Entretanto, por un precio de ganga me hice con dos
publicaciones que suman setecientas páginas. Lo que me hubiera costado llevar a
una flaca al cine más unos refrescos de rigor. Para ver una ñoña película romántica. Y aun así correr el riesgo de
que la mina se saliese por la tangente. Con estos dos ejemplares al menos
tendré satisfacción garantizada. Por si no se nota, desde chico siempre me ha
fascinado la palabra “inca” y todo lo que tenga que ver con ello. Sorprende que
prácticamente no se hayan hecho películas, series o cómics con esta enigmática
civilización. Quizás sea mejor así. Para que siga volando la imaginación y no
sea tiempo perdido.
Ja, ja, ja. Eso de los desfiles patrioteros es una plaga cuyo único antídoto es la indiferencia, apreciado José. Y en América Latina, cuando se combinan con el color local para atrapar turistas, puede dar resultados nauseabundos.

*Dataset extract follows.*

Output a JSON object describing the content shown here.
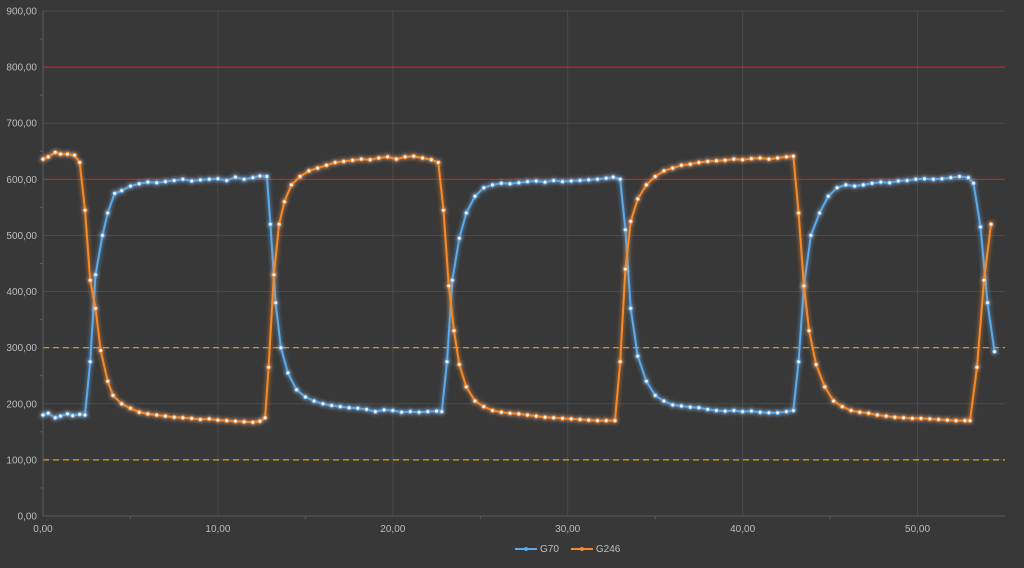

ResponderEliminarY sobre Proust, no conocía esa definición de Eco, pero siempre me inquietó la manera como sus textos están llenos de comas y puntos y comas : exactamente como la respiración de un asmático.
Ja, pero a veces ni la indiferencia es suficiente para hacer frente a estos maniáticos desfiles que no sólo azotan la tranquilidad con su cacofónico bullicio sino que además perjudican la transitabilidad de gran parte de la ciudad. Si construyeran un "marchódromo" en las afueras para todos los patriotas de última hora, aplaudiria hasta reventar, y de paso serviría hasta para los cientos de bailarines folclóricos que cada tanto se apoderan de calles con la excusa de sus fiestas patronales, que andando el tiempo aumentan como una verdadera peste.